Thursday, April 2, 2009

Sanchin Practice

In Elements of Punching, 2, I mentioned using the idea behind sanchin kata found in Shito Ryu (and other forms) of karate. It involves going through the motions of a kata as you breathe deeply and keep all muscles tensed.

One of the objects is to turn the karateka's musculature into a living suit of armor impervious to the blows of an adversary. The strong contractions while performing sanchin strengthen and harden the muscles.

This is almost identical to one of the principles that John E. Peterson teaches: Dynamic Visualized Resistance (DVR) in his book Pushing Yourself to Power.

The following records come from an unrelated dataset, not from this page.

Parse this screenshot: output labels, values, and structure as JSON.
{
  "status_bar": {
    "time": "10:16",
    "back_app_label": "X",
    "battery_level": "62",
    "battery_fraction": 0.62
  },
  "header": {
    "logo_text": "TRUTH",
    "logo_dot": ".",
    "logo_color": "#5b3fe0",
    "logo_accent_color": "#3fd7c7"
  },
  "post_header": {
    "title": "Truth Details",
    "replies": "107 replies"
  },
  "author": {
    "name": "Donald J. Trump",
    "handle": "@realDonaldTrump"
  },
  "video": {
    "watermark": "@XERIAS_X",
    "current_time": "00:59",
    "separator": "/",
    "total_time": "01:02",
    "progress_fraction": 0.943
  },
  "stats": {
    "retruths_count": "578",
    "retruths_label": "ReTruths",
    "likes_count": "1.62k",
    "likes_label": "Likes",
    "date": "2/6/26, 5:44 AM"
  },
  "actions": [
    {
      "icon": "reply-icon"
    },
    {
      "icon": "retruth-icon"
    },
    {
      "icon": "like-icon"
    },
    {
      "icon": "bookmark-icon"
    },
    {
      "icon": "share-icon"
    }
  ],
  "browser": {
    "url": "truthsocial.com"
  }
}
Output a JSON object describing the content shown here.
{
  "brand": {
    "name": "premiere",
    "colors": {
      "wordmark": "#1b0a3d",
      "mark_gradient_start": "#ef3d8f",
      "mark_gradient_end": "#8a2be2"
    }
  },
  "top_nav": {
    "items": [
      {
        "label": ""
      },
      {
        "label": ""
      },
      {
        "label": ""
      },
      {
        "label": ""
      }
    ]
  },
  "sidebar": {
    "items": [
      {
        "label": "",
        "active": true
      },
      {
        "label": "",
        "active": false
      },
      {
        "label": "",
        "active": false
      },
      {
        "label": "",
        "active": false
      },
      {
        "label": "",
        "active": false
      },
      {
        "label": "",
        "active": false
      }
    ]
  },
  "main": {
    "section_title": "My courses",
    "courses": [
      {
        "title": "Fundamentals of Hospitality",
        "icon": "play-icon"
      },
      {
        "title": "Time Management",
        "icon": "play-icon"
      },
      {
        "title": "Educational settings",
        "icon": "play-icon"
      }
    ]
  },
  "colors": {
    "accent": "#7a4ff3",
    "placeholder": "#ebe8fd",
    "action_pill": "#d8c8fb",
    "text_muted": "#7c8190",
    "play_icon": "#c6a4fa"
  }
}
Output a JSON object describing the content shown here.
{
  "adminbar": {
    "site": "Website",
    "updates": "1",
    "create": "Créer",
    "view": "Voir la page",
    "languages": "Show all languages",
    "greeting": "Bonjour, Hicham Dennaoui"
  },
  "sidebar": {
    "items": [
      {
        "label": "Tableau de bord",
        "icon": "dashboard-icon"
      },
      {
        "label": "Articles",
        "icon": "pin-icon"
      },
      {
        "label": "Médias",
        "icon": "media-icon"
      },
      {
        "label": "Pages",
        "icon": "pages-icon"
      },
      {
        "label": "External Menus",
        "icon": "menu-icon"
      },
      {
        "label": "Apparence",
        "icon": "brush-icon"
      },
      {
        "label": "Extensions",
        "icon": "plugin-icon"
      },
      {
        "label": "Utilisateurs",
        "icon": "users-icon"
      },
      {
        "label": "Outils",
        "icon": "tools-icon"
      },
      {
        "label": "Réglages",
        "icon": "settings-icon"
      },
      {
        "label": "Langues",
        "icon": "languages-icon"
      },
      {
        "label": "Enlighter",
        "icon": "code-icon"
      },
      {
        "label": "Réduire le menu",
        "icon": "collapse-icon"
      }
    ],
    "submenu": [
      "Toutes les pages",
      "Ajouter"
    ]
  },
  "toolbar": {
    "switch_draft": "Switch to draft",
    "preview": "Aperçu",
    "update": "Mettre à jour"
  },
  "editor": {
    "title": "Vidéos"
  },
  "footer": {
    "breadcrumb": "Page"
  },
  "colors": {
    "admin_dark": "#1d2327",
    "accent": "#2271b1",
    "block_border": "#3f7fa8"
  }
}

Over the past two or three weeks, I have tried to harness this principle in my training.

I have developed my own little "kata" which involves the combat wedge, kneeing, palm-heel strikes, elbow strikes and judo chops. I perform each move as I would on a real opponent, only slowly with muscles tensed.

It's strength training combined with skills training, and it seems to complement (not compliment, please!) my fitness training. I like it.

Here is a video of the traditional sanchin kata along with explanation.

2 comments:

The Warrior said...

I'm curious, how much of Pushing Yourself to Power do you use? In other words, do you obey it to the letter or adapt bits of it into your routine?

Spencer

Craig Mutton said...

I adapt it into my routine. It's a great catalogue of bodyweight exercises.

I do modified Atlas pushups (due to shoulder injury, I can't go all the way down) three days a week (130 yesterday -- what can I say? I'm a wimp).

On the days between, in addition to my "pseudo shanchin" kata, I do two or three DVR or DSR exercises, and on the Lord's day, I let my body rest.

I made up one of my favorite DVR exercises after internalizing the principle from the book.

The value of "Pushing Yourself to Power" lies in that is shows what you can achieve with bodyweight exercise. I used to work out with weights, and I've paid the price with joint problems. And, as Peterson has written, the DVR/DSR exercises have not aggravated the injuries, and I think there has been some improvement.

I don't think there would be any problem with following the book to the letter, and for someone who needs a packaged program, I don't think you could do much better than that.

At this stage of my life, however, I'm not shooting for a slot in the Olympics. So, I just take what suits my purposes. My point is that you are unique (same as everyone else), so you should do what fits you rather than what fits me.

Sorry to ramble on so. Hope that helps.